Le groupe «Keltic Tales Quintet», qui a animé dimanche soir le concert de clôture du 7ème Festival de Fès «Jazz in Riads», a étalé une nouvelle et différente démarche musicale du jazz, qui se libère de toutes les autres formules figées de cette expression artistique contemporaine. Avec des compositions singulières, un jeu particulier et des arrangements à la musicalité parfaite, le groupe sort des sentiers battus, en proposant une association d’instruments inattendus. Mêlant des sonorités de la guitare, de la batterie, de la cornemuse irlandaise (Uilleann pipe), des claviers et de la contrebasse, le Keltic Tales Quintet crée une formule inédite alliant, de manière douce, une musique antique à une autre actuelle aux accents très modernes.

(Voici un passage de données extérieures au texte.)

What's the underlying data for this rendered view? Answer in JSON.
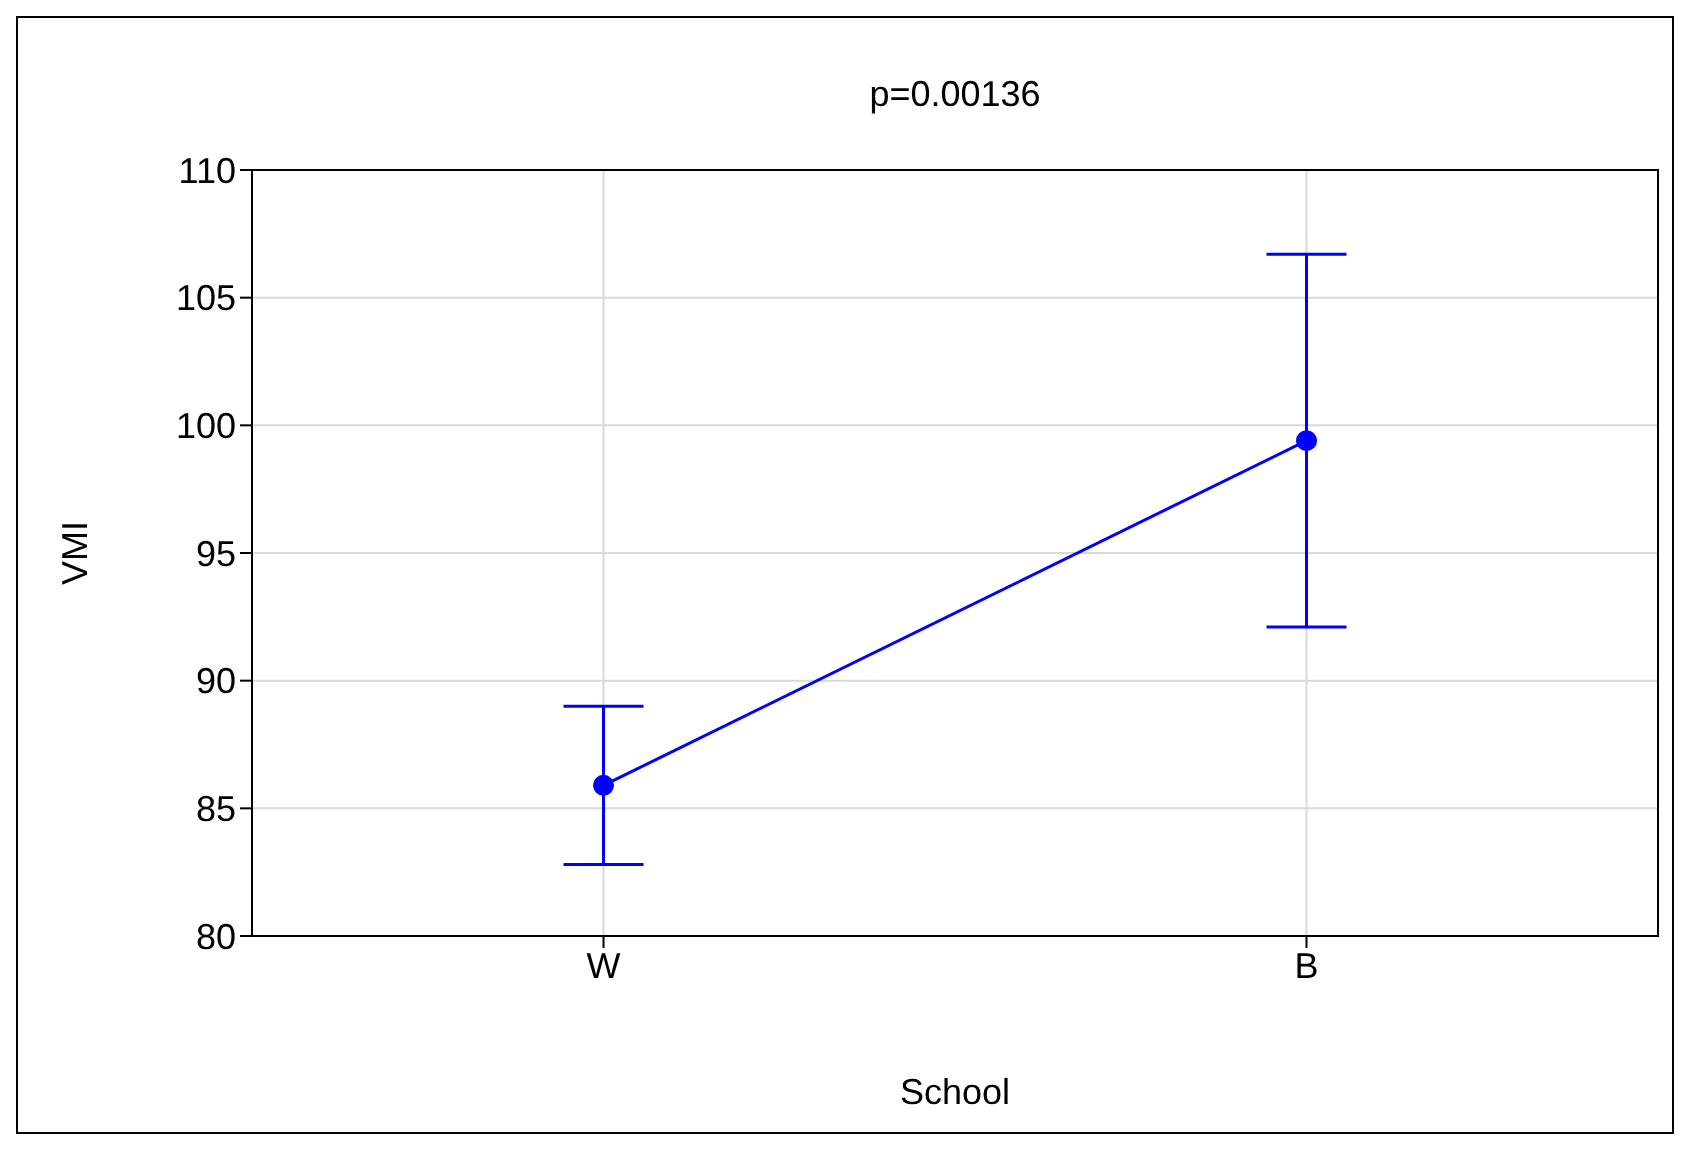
{
  "chart_data": {
    "type": "line",
    "title": "p=0.00136",
    "xlabel": "School",
    "ylabel": "VMI",
    "categories": [
      "W",
      "B"
    ],
    "series": [
      {
        "color": "#0000ff",
        "values": [
          85.9,
          99.4
        ],
        "errors": [
          3.1,
          7.3
        ]
      }
    ],
    "ylim": [
      80,
      110
    ],
    "yticks": [
      80,
      85,
      90,
      95,
      100,
      105,
      110
    ],
    "grid": true,
    "legend": false,
    "marker": "circle",
    "line_style": "solid"
  }
}
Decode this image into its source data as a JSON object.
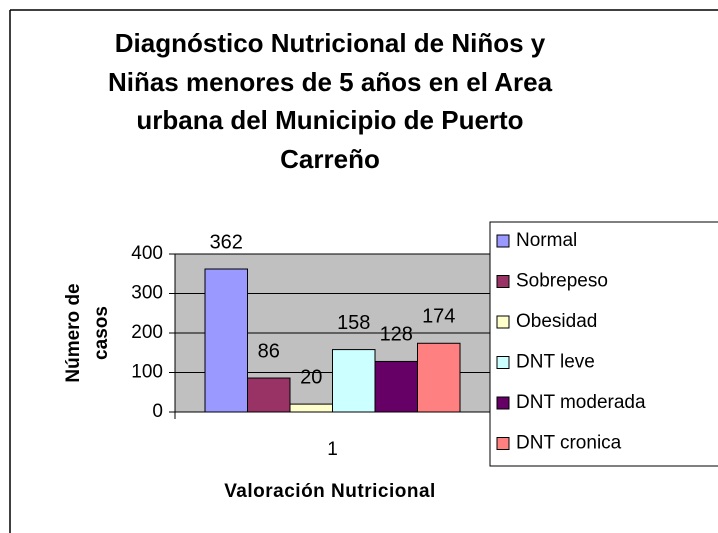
{
  "chart_data": {
    "type": "bar",
    "title": "Diagnóstico Nutricional de Niños y Niñas menores de 5 años en el Area urbana del Municipio de Puerto Carreño",
    "x_label": "Valoración Nutricional",
    "y_label": "Número de casos",
    "categories": [
      "1"
    ],
    "series": [
      {
        "name": "Normal",
        "color": "#9999FF",
        "values": [
          362
        ]
      },
      {
        "name": "Sobrepeso",
        "color": "#993366",
        "values": [
          86
        ]
      },
      {
        "name": "Obesidad",
        "color": "#FFFFCC",
        "values": [
          20
        ]
      },
      {
        "name": "DNT leve",
        "color": "#CCFFFF",
        "values": [
          158
        ]
      },
      {
        "name": "DNT moderada",
        "color": "#660066",
        "values": [
          128
        ]
      },
      {
        "name": "DNT cronica",
        "color": "#FF8080",
        "values": [
          174
        ]
      }
    ],
    "ylim": [
      0,
      400
    ],
    "yticks": [
      0,
      100,
      200,
      300,
      400
    ],
    "grid": true,
    "legend": "right"
  }
}
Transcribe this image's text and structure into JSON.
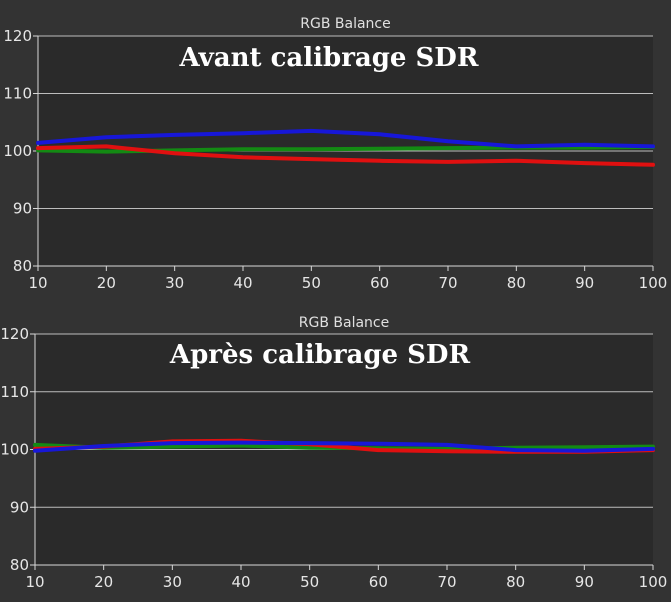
{
  "colors": {
    "background": "#333333",
    "plot": "#2a2a2a",
    "red": "#e01010",
    "green": "#138a13",
    "blue": "#1717d8"
  },
  "chart_data": [
    {
      "type": "line",
      "title": "RGB Balance",
      "annotation": "Avant calibrage SDR",
      "x": [
        10,
        20,
        30,
        40,
        50,
        60,
        70,
        80,
        90,
        100
      ],
      "xticks": [
        "10",
        "20",
        "30",
        "40",
        "50",
        "60",
        "70",
        "80",
        "90",
        "100"
      ],
      "yticks": [
        "80",
        "90",
        "100",
        "110",
        "120"
      ],
      "xlim": [
        10,
        100
      ],
      "ylim": [
        80,
        120
      ],
      "grid": "horizontal",
      "series": [
        {
          "color": "#138a13",
          "values": [
            100.1,
            99.9,
            100.1,
            100.3,
            100.3,
            100.4,
            100.5,
            100.6,
            100.6,
            100.7
          ]
        },
        {
          "color": "#e01010",
          "values": [
            100.5,
            100.8,
            99.6,
            98.9,
            98.6,
            98.3,
            98.1,
            98.3,
            97.9,
            97.6
          ]
        },
        {
          "color": "#1717d8",
          "values": [
            101.4,
            102.4,
            102.8,
            103.1,
            103.5,
            102.9,
            101.7,
            100.8,
            101.1,
            100.8
          ]
        }
      ]
    },
    {
      "type": "line",
      "title": "RGB Balance",
      "annotation": "Après calibrage SDR",
      "x": [
        10,
        20,
        30,
        40,
        50,
        60,
        70,
        80,
        90,
        100
      ],
      "xticks": [
        "10",
        "20",
        "30",
        "40",
        "50",
        "60",
        "70",
        "80",
        "90",
        "100"
      ],
      "yticks": [
        "80",
        "90",
        "100",
        "110",
        "120"
      ],
      "xlim": [
        10,
        100
      ],
      "ylim": [
        80,
        120
      ],
      "grid": "horizontal",
      "series": [
        {
          "color": "#138a13",
          "values": [
            100.8,
            100.3,
            100.5,
            100.7,
            100.3,
            100.2,
            100.1,
            100.3,
            100.4,
            100.5
          ]
        },
        {
          "color": "#e01010",
          "values": [
            100.1,
            100.5,
            101.4,
            101.5,
            100.9,
            99.9,
            99.7,
            99.6,
            99.6,
            99.9
          ]
        },
        {
          "color": "#1717d8",
          "values": [
            99.8,
            100.6,
            101.1,
            101.2,
            101.1,
            101.0,
            100.8,
            99.9,
            99.8,
            100.1
          ]
        }
      ]
    }
  ]
}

C’est un voyage en cinémascope, dans des climats jazz, rock et pop, lyriques, toniques, liés par un groove omniprésent. Gildas Boclé, contrebassiste et maître à jouer du groupe, est la valeur sûre de cette bande «à géométrie variable». C’est, d’ailleurs, en compagnie de Jean-Baptiste Boclé –son frère à la carrière américaine actuellement bien remplie– que le Keltic Tales Quintet avait vu le jour. Sa capacité actuelle à chambouler les «règles» du jazz, universellement connues, l’a peut-être acquise des grandes pointures du jazz qu’il a côtoyées, de l’Europe aux USA : de Gary Burton, Dizzy Gillespie, Michael Brecker, Pat Metheny, Joe Pass, Chick Corea, Eddie Gomez, Tommy Campbell à Manu Katché. Au sein du Keltic Tales Quintet, il est tout aussi bien entouré : avec Florent Gac (claviers et orgue), Jérôme Barde (guitare), Archibald Ligonnière (batterie) et surtout Ronan Le Bars, dont la cornemuse irlandaise apporte ce supplément d’âme celtique aux paysages musicaux traversés.